2.4.4 Including Private Hospital Quality and Safety Reporting in the NHPA
A related quality and safety issue that also warrants further analysis is the Productivity Commission Finding 6.2 that more action will be required to enable meaningful infection-rate comparisons between public and private hospitals. The Productivity Commission sees that an important step in this regard would be to include private hospitals in national reporting arrangements. As stated above, this is the intention under the NHRA, through the development of relevant standards by the ACSQHC and reporting against those standards through the agency of the NHPA.Top of page
2.4.5 Limitations of the National Hospital Cost Data Collection
The Productivity Commission commented that while the NHCDC is the best available data source for the purpose of analysing costs, it does have major limitations. For example, “the NHCDC data provided to the Commission are from an unweighted sample, and so may not be representative of all hospitals; do not identify how the different tax treatment of for-profit and other hospitals affect costs; and exclude the asset value data required to calculate a user cost of capital” 91.
91 Productivity Commission, Public and private hospitals. December 2009. pXL.

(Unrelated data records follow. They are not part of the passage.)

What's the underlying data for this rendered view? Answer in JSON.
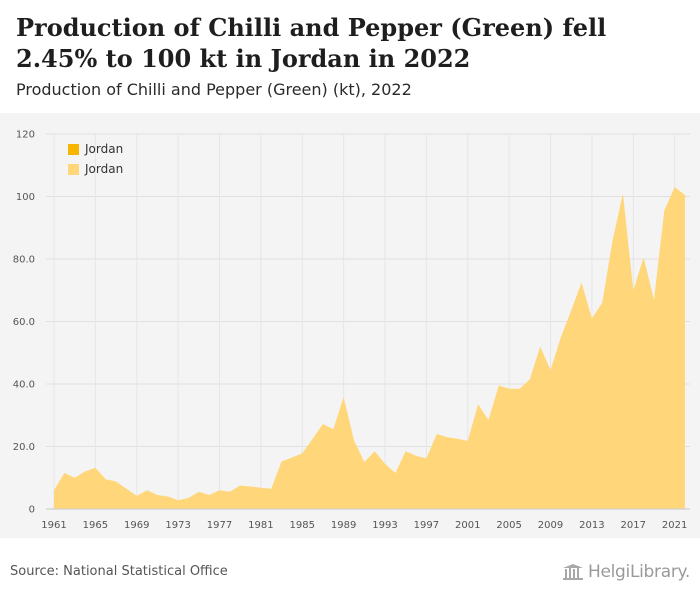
{
  "header": {
    "title": "Production of Chilli and Pepper (Green) fell 2.45% to 100 kt in Jordan in 2022",
    "subtitle": "Production of Chilli and Pepper (Green) (kt), 2022"
  },
  "footer": {
    "source": "Source: National Statistical Office",
    "logo_text": "HelgiLibrary."
  },
  "colors": {
    "legend_primary": "#f7b500",
    "area_fill": "#ffd77a",
    "chart_background": "#f4f4f4"
  },
  "chart_data": {
    "type": "area",
    "title": "Production of Chilli and Pepper (Green) fell 2.45% to 100 kt in Jordan in 2022",
    "subtitle": "Production of Chilli and Pepper (Green) (kt), 2022",
    "xlabel": "",
    "ylabel": "",
    "xlim": [
      1961,
      2022
    ],
    "ylim": [
      0,
      120
    ],
    "x_ticks": [
      1961,
      1965,
      1969,
      1973,
      1977,
      1981,
      1985,
      1989,
      1993,
      1997,
      2001,
      2005,
      2009,
      2013,
      2017,
      2021
    ],
    "y_ticks": [
      0,
      20.0,
      40.0,
      60.0,
      80.0,
      100,
      120
    ],
    "y_tick_labels": [
      "0",
      "20.0",
      "40.0",
      "60.0",
      "80.0",
      "100",
      "120"
    ],
    "grid": true,
    "legend": {
      "placement": "top-left",
      "entries": [
        {
          "label": "Jordan",
          "color": "#f7b500"
        },
        {
          "label": "Jordan",
          "color": "#ffd77a"
        }
      ]
    },
    "series": [
      {
        "name": "Jordan",
        "x": [
          1961,
          1962,
          1963,
          1964,
          1965,
          1966,
          1967,
          1968,
          1969,
          1970,
          1971,
          1972,
          1973,
          1974,
          1975,
          1976,
          1977,
          1978,
          1979,
          1980,
          1981,
          1982,
          1983,
          1984,
          1985,
          1986,
          1987,
          1988,
          1989,
          1990,
          1991,
          1992,
          1993,
          1994,
          1995,
          1996,
          1997,
          1998,
          1999,
          2000,
          2001,
          2002,
          2003,
          2004,
          2005,
          2006,
          2007,
          2008,
          2009,
          2010,
          2011,
          2012,
          2013,
          2014,
          2015,
          2016,
          2017,
          2018,
          2019,
          2020,
          2021,
          2022
        ],
        "values": [
          6.0,
          11.5,
          10.0,
          12.0,
          13.2,
          9.5,
          8.8,
          6.5,
          4.2,
          6.0,
          4.5,
          4.0,
          2.8,
          3.5,
          5.5,
          4.5,
          6.0,
          5.5,
          7.5,
          7.2,
          6.8,
          6.5,
          15.2,
          16.5,
          17.8,
          22.5,
          27.2,
          25.5,
          35.8,
          22.0,
          15.0,
          18.5,
          14.5,
          11.5,
          18.5,
          17.0,
          16.2,
          24.0,
          23.0,
          22.5,
          21.8,
          33.5,
          28.5,
          39.5,
          38.5,
          38.5,
          41.5,
          52.0,
          44.5,
          55.0,
          63.5,
          72.5,
          61.0,
          66.0,
          86.0,
          101.0,
          70.0,
          80.5,
          67.0,
          95.5,
          103.0,
          100.5
        ]
      }
    ]
  }
}
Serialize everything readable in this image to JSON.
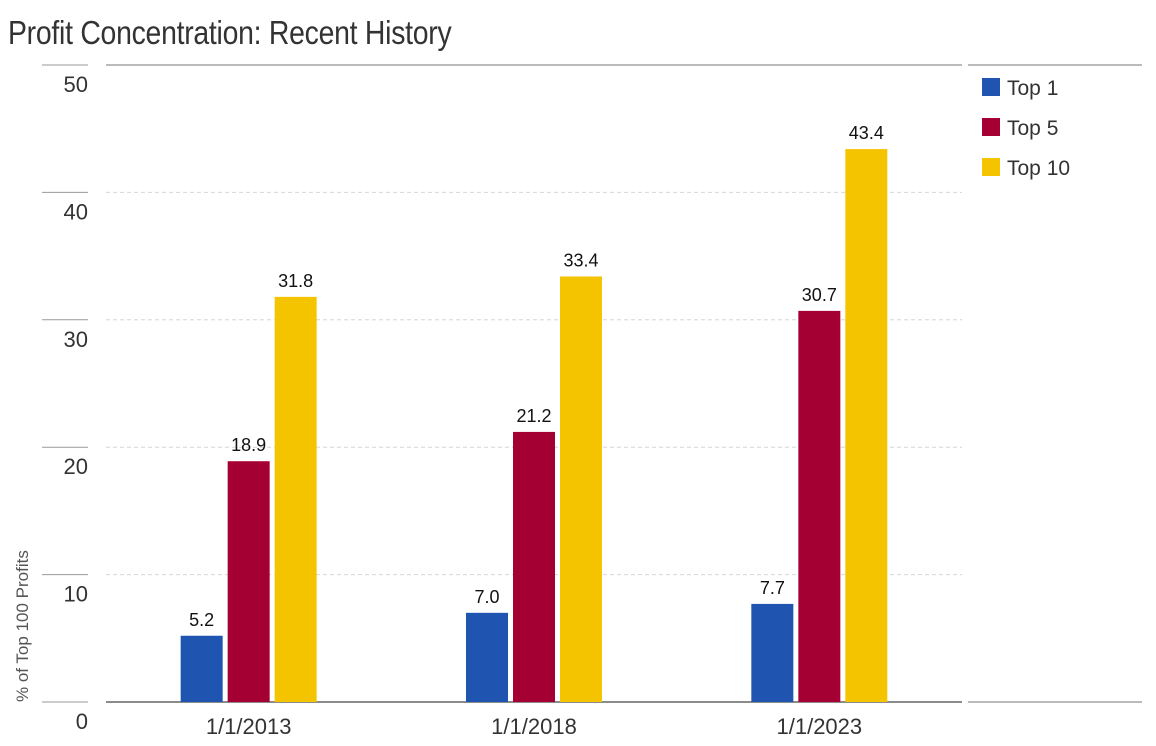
{
  "chart_data": {
    "type": "bar",
    "title": "Profit Concentration: Recent History",
    "ylabel": "% of Top 100 Profits",
    "xlabel": "",
    "categories": [
      "1/1/2013",
      "1/1/2018",
      "1/1/2023"
    ],
    "series": [
      {
        "name": "Top 1",
        "color": "#1f54b0",
        "values": [
          5.2,
          7.0,
          7.7
        ]
      },
      {
        "name": "Top 5",
        "color": "#a50034",
        "values": [
          18.9,
          21.2,
          30.7
        ]
      },
      {
        "name": "Top 10",
        "color": "#f5c400",
        "values": [
          31.8,
          33.4,
          43.4
        ]
      }
    ],
    "ylim": [
      0,
      50
    ],
    "yticks": [
      0,
      10,
      20,
      30,
      40,
      50
    ],
    "data_label_format": "one-decimal",
    "grid": true,
    "legend": "right"
  }
}
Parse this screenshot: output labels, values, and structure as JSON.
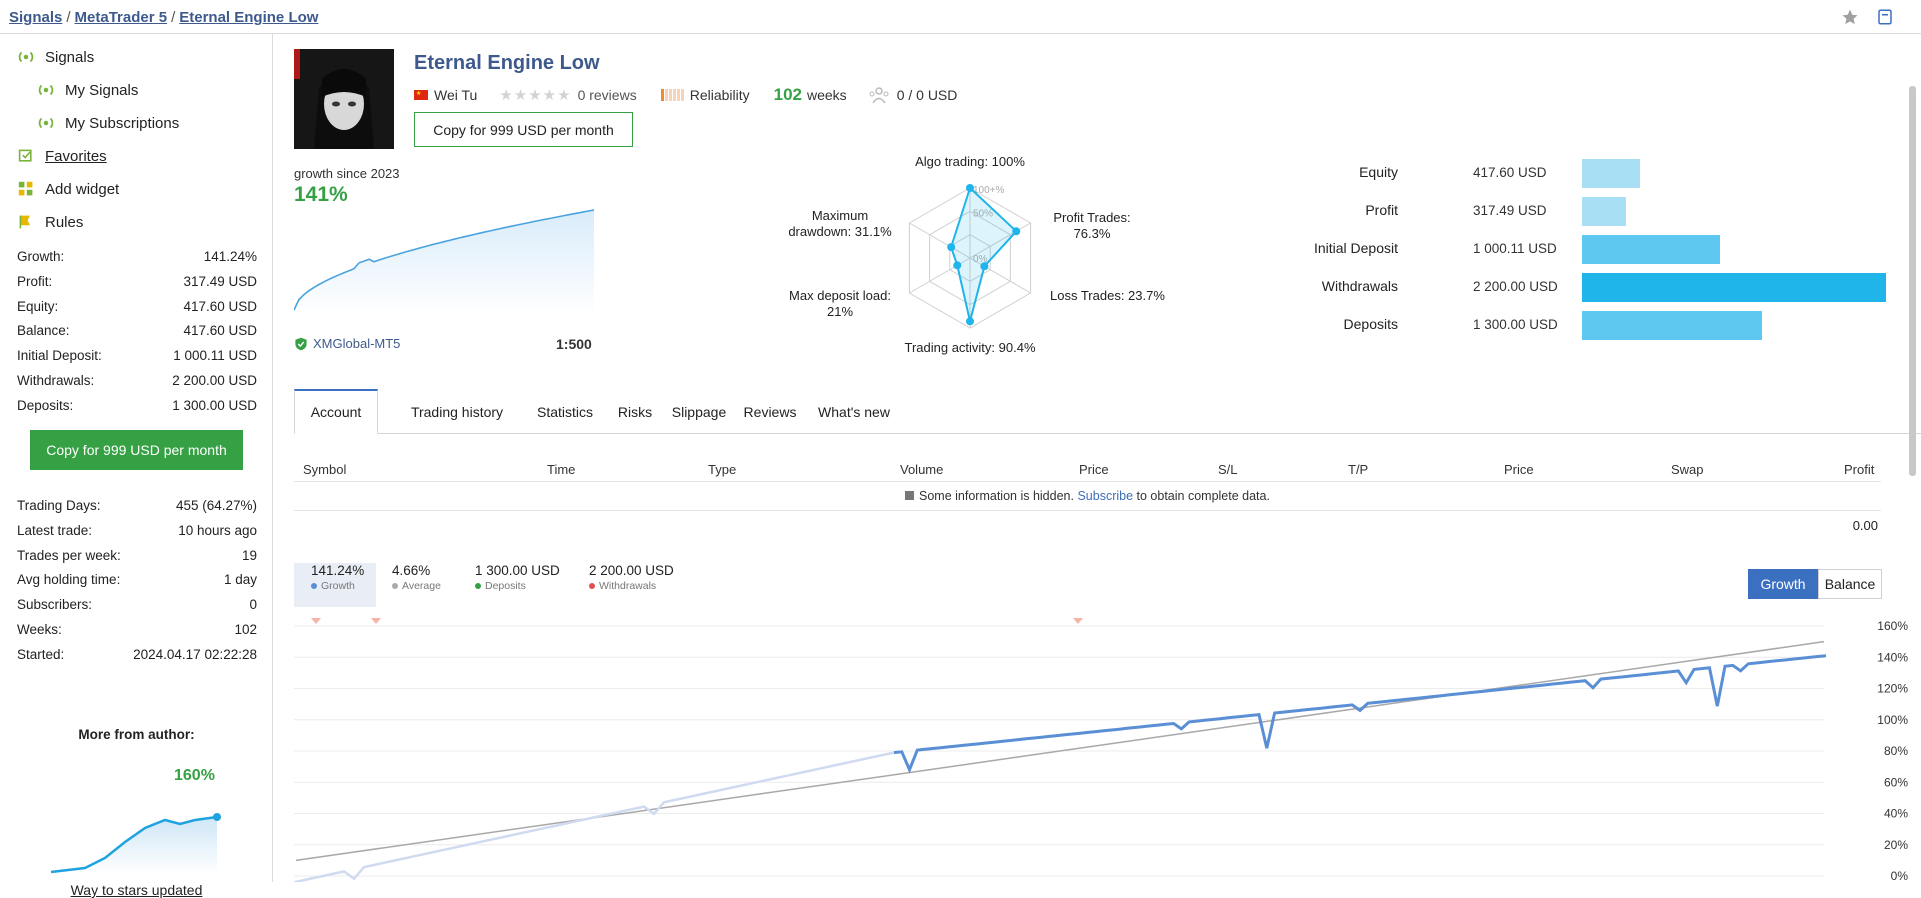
{
  "breadcrumb": [
    "Signals",
    "MetaTrader 5",
    "Eternal Engine Low"
  ],
  "sidebar": {
    "nav": [
      {
        "label": "Signals"
      },
      {
        "label": "My Signals"
      },
      {
        "label": "My Subscriptions"
      },
      {
        "label": "Favorites"
      },
      {
        "label": "Add widget"
      },
      {
        "label": "Rules"
      }
    ],
    "stats": [
      {
        "k": "Growth:",
        "v": "141.24%"
      },
      {
        "k": "Profit:",
        "v": "317.49 USD"
      },
      {
        "k": "Equity:",
        "v": "417.60 USD"
      },
      {
        "k": "Balance:",
        "v": "417.60 USD"
      },
      {
        "k": "Initial Deposit:",
        "v": "1 000.11 USD"
      },
      {
        "k": "Withdrawals:",
        "v": "2 200.00 USD"
      },
      {
        "k": "Deposits:",
        "v": "1 300.00 USD"
      }
    ],
    "copy_button": "Copy for 999 USD per month",
    "stats2": [
      {
        "k": "Trading Days:",
        "v": "455 (64.27%)"
      },
      {
        "k": "Latest trade:",
        "v": "10 hours ago"
      },
      {
        "k": "Trades per week:",
        "v": "19"
      },
      {
        "k": "Avg holding time:",
        "v": "1 day"
      },
      {
        "k": "Subscribers:",
        "v": "0"
      },
      {
        "k": "Weeks:",
        "v": "102"
      },
      {
        "k": "Started:",
        "v": "2024.04.17 02:22:28"
      }
    ],
    "more_from_author": "More from author:",
    "author_chart_value": "160%",
    "author_link": "Way to stars updated"
  },
  "signal": {
    "title": "Eternal Engine Low",
    "author": "Wei Tu",
    "reviews": "0 reviews",
    "rating": 0,
    "reliability_label": "Reliability",
    "weeks_value": "102",
    "weeks_label": "weeks",
    "subscribers": "0 / 0 USD",
    "copy_button": "Copy for 999 USD per month",
    "growth_since": "growth since 2023",
    "growth_value": "141%",
    "broker": "XMGlobal-MT5",
    "leverage": "1:500"
  },
  "radar": {
    "labels": [
      {
        "l1": "Algo trading: 100%"
      },
      {
        "l1": "Profit Trades:",
        "l2": "76.3%"
      },
      {
        "l1": "Loss Trades: 23.7%"
      },
      {
        "l1": "Trading activity: 90.4%"
      },
      {
        "l1": "Max deposit load:",
        "l2": "21%"
      },
      {
        "l1": "Maximum",
        "l2": "drawdown: 31.1%"
      }
    ],
    "values": [
      100,
      76.3,
      23.7,
      90.4,
      21,
      31.1
    ],
    "ticks": [
      "100+%",
      "50%",
      "0%"
    ]
  },
  "balance_bars": [
    {
      "label": "Equity",
      "value": "417.60 USD",
      "amount": 417.6,
      "color": "#a8dff5"
    },
    {
      "label": "Profit",
      "value": "317.49 USD",
      "amount": 317.49,
      "color": "#a8dff5"
    },
    {
      "label": "Initial Deposit",
      "value": "1 000.11 USD",
      "amount": 1000.11,
      "color": "#5ec8f0"
    },
    {
      "label": "Withdrawals",
      "value": "2 200.00 USD",
      "amount": 2200.0,
      "color": "#1fb4ea"
    },
    {
      "label": "Deposits",
      "value": "1 300.00 USD",
      "amount": 1300.0,
      "color": "#5ec8f0"
    }
  ],
  "tabs": [
    "Account",
    "Trading history",
    "Statistics",
    "Risks",
    "Slippage",
    "Reviews",
    "What's new"
  ],
  "table": {
    "headers": [
      "Symbol",
      "Time",
      "Type",
      "Volume",
      "Price",
      "S/L",
      "T/P",
      "Price",
      "Swap",
      "Profit"
    ],
    "hidden_note_pre": "Some information is hidden.",
    "hidden_note_link": "Subscribe",
    "hidden_note_post": "to obtain complete data.",
    "total": "0.00"
  },
  "summary": [
    {
      "value": "141.24%",
      "label": "Growth",
      "color": "#5a8fd6"
    },
    {
      "value": "4.66%",
      "label": "Average",
      "color": "#aaaaaa"
    },
    {
      "value": "1 300.00 USD",
      "label": "Deposits",
      "color": "#35a144"
    },
    {
      "value": "2 200.00 USD",
      "label": "Withdrawals",
      "color": "#e05050"
    }
  ],
  "toggles": [
    "Growth",
    "Balance"
  ],
  "chart_data": {
    "type": "line",
    "y_ticks": [
      "160%",
      "140%",
      "120%",
      "100%",
      "80%",
      "60%",
      "40%",
      "20%",
      "0%"
    ],
    "ylim": [
      0,
      160
    ],
    "series": [
      {
        "values_before_subscription_like": [
          -5,
          2,
          10,
          20,
          30,
          42,
          52,
          62,
          72,
          78
        ]
      },
      {
        "values": [
          72,
          80,
          84,
          88,
          91,
          94,
          98,
          101,
          105,
          109,
          113,
          117,
          121,
          125,
          129,
          133,
          137,
          141
        ]
      }
    ]
  }
}
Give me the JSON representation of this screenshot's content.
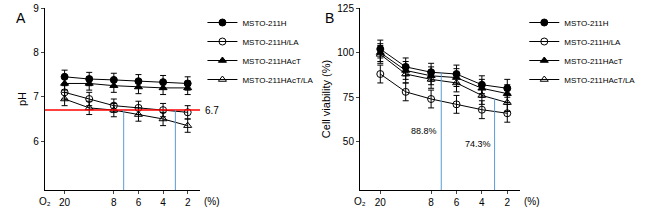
{
  "chart_data": [
    {
      "type": "line",
      "title": "A",
      "ylabel": "pH",
      "xlabel": "O₂",
      "xunit": "(%)",
      "categories": [
        "20",
        null,
        "8",
        "6",
        "4",
        "2"
      ],
      "ylim": [
        4.9,
        9
      ],
      "yticks": [
        6,
        7,
        8,
        9
      ],
      "grid": false,
      "legend": "right",
      "series": [
        {
          "name": "MSTO-211H",
          "color": "#000000",
          "marker": "circle",
          "values": [
            7.45,
            7.4,
            7.38,
            7.35,
            7.33,
            7.3
          ],
          "errors": [
            0.15,
            0.15,
            0.15,
            0.15,
            0.15,
            0.15
          ]
        },
        {
          "name": "MSTO-211H/LA",
          "color": "#000000",
          "marker": "circle-open",
          "values": [
            7.1,
            6.95,
            6.8,
            6.75,
            6.7,
            6.65
          ],
          "errors": [
            0.15,
            0.15,
            0.15,
            0.15,
            0.15,
            0.15
          ]
        },
        {
          "name": "MSTO-211HAcT",
          "color": "#000000",
          "marker": "triangle-up",
          "values": [
            7.3,
            7.3,
            7.25,
            7.22,
            7.2,
            7.2
          ],
          "errors": [
            0.15,
            0.15,
            0.15,
            0.15,
            0.15,
            0.15
          ]
        },
        {
          "name": "MSTO-211HAcT/LA",
          "color": "#000000",
          "marker": "triangle-up-open",
          "values": [
            6.95,
            6.75,
            6.7,
            6.6,
            6.5,
            6.35
          ],
          "errors": [
            0.15,
            0.15,
            0.15,
            0.15,
            0.15,
            0.15
          ]
        }
      ],
      "hline": {
        "y": 6.7,
        "label": "6.7",
        "color": "#ff0000"
      },
      "vlines": [
        {
          "x": 2.4,
          "to": 6.7,
          "color": "#5b9bd5"
        },
        {
          "x": 4.5,
          "to": 6.7,
          "color": "#5b9bd5"
        }
      ]
    },
    {
      "type": "line",
      "title": "B",
      "ylabel": "Cell viability (%)",
      "xlabel": "O₂",
      "xunit": "(%)",
      "categories": [
        "20",
        null,
        "8",
        "6",
        "4",
        "2"
      ],
      "ylim": [
        23,
        125
      ],
      "yticks": [
        50,
        75,
        100,
        125
      ],
      "grid": false,
      "legend": "right",
      "series": [
        {
          "name": "MSTO-211H",
          "color": "#000000",
          "marker": "circle",
          "values": [
            102,
            92,
            89,
            88,
            82,
            80
          ],
          "errors": [
            5,
            5,
            5,
            5,
            5,
            5
          ]
        },
        {
          "name": "MSTO-211H/LA",
          "color": "#000000",
          "marker": "circle-open",
          "values": [
            88,
            78,
            74,
            71,
            68,
            66
          ],
          "errors": [
            5,
            5,
            5,
            5,
            5,
            5
          ]
        },
        {
          "name": "MSTO-211HAcT",
          "color": "#000000",
          "marker": "triangle-up",
          "values": [
            100,
            90,
            87,
            86,
            80,
            77
          ],
          "errors": [
            5,
            5,
            5,
            5,
            5,
            5
          ]
        },
        {
          "name": "MSTO-211HAcT/LA",
          "color": "#000000",
          "marker": "triangle-up-open",
          "values": [
            99,
            88,
            85,
            83,
            76,
            72
          ],
          "errors": [
            5,
            5,
            5,
            5,
            5,
            5
          ]
        }
      ],
      "vlines": [
        {
          "x": 2.4,
          "to": 88.8,
          "label": "88.8%",
          "color": "#5b9bd5"
        },
        {
          "x": 4.5,
          "to": 74.3,
          "label": "74.3%",
          "color": "#5b9bd5"
        }
      ]
    }
  ]
}
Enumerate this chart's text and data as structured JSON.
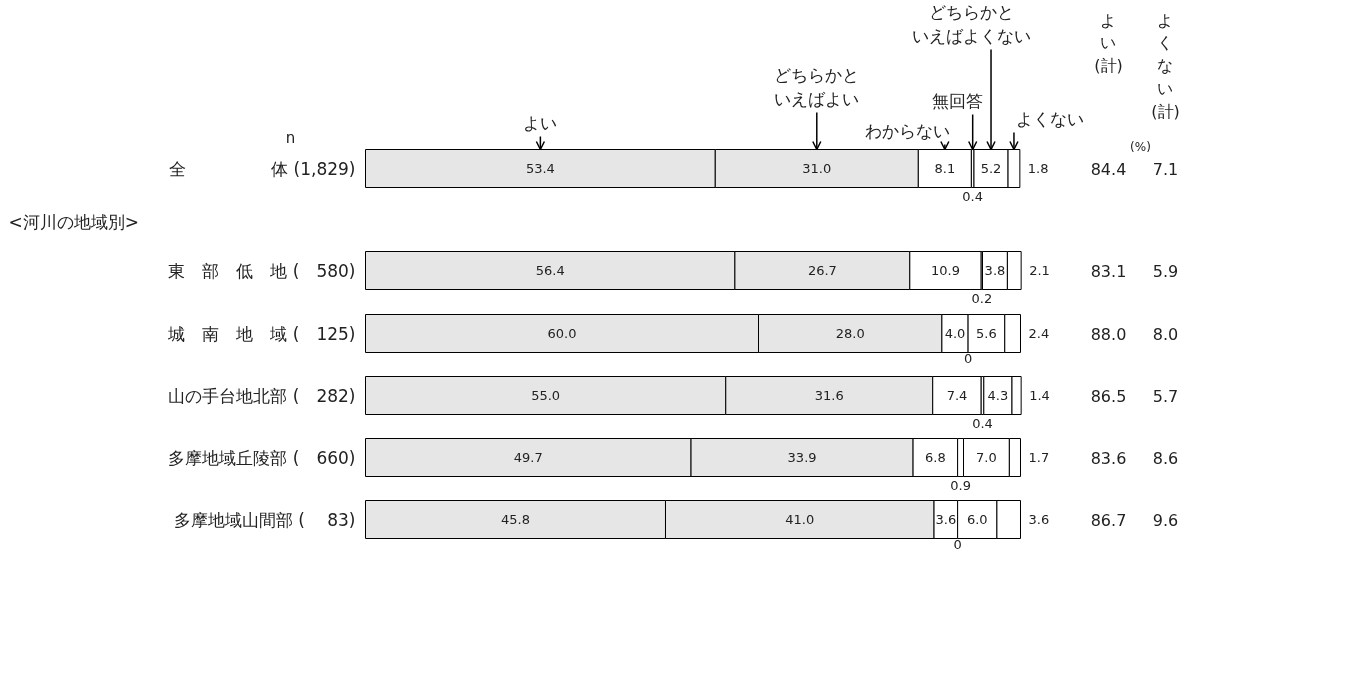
{
  "chart_data": {
    "type": "bar",
    "orientation": "horizontal",
    "stacked": true,
    "legend": "top",
    "grid": false,
    "categories": [
      "全　　　　　体 (1,829)",
      "東　部　低　地 (　580)",
      "城　南　地　域 (　125)",
      "山の手台地北部 (　282)",
      "多摩地域丘陵部 (　660)",
      "多摩地域山間部 (　 83)"
    ],
    "series": [
      {
        "name": "よい",
        "color": "#e6e6e6",
        "values": [
          53.4,
          56.4,
          60.0,
          55.0,
          49.7,
          45.8
        ],
        "value_labels": [
          "53.4",
          "56.4",
          "60.0",
          "55.0",
          "49.7",
          "45.8"
        ]
      },
      {
        "name": "どちらかといえばよい",
        "color": "#e6e6e6",
        "values": [
          31.0,
          26.7,
          28.0,
          31.6,
          33.9,
          41.0
        ],
        "value_labels": [
          "31.0",
          "26.7",
          "28.0",
          "31.6",
          "33.9",
          "41.0"
        ]
      },
      {
        "name": "わからない",
        "color": "#ffffff",
        "values": [
          8.1,
          10.9,
          4.0,
          7.4,
          6.8,
          3.6
        ],
        "value_labels": [
          "8.1",
          "10.9",
          "4.0",
          "7.4",
          "6.8",
          "3.6"
        ]
      },
      {
        "name": "無回答",
        "color": "#ffffff",
        "values": [
          0.4,
          0.2,
          0,
          0.4,
          0.9,
          0
        ],
        "value_labels": [
          "0.4",
          "0.2",
          null,
          "0.4",
          "0.9",
          null
        ]
      },
      {
        "name": "どちらかといえばよくない",
        "color": "#ffffff",
        "values": [
          5.2,
          3.8,
          5.6,
          4.3,
          7.0,
          6.0
        ],
        "value_labels": [
          "5.2",
          "3.8",
          "5.6",
          "4.3",
          "7.0",
          "6.0"
        ]
      },
      {
        "name": "よくない",
        "color": "#ffffff",
        "values": [
          1.8,
          2.1,
          2.4,
          1.4,
          1.7,
          3.6
        ],
        "value_labels": [
          "1.8",
          "2.1",
          "2.4",
          "1.4",
          "1.7",
          "3.6"
        ]
      }
    ],
    "annotations": [
      "n",
      "(%)",
      "<河川の地域別>",
      "よい(計)",
      "よくない(計)",
      "84.4",
      "7.1",
      "83.1",
      "5.9",
      "88.0",
      "8.0",
      "86.5",
      "5.7",
      "83.6",
      "8.6",
      "86.7",
      "9.6",
      {
        "text": "0",
        "x": 92.0,
        "y": "城　南　地　域 (　125)"
      },
      {
        "text": "0",
        "x": 90.4,
        "y": "多摩地域山間部 (　 83)"
      }
    ]
  }
}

Since the Productivity Commission made this comment, work has commenced in the update and refinement of hospital patient costing standards. Version 1.0 of the Australian Patient Costing Standards has been approved and published on the Department’s casemix web site. It is expected that these costing standards will be adopted in subsequent instances of the NHCDC. These updated costing standards will now provide consistency and greater transparency in the NHCDC.
As stated by the Commission, there are differences in the way hospitals measure costs they report to the NHCDC, which directly affects comparability between the two sectors. In particular, there is a mixture of hospitals who collect direct patient costs (principally public hospitals) and hospitals relying on modelled costs (most private hospitals). As referred to in Section 2.4.1, it is difficult to see this situation changing while private hospitals have no commercial incentive to invest in patient costing systems.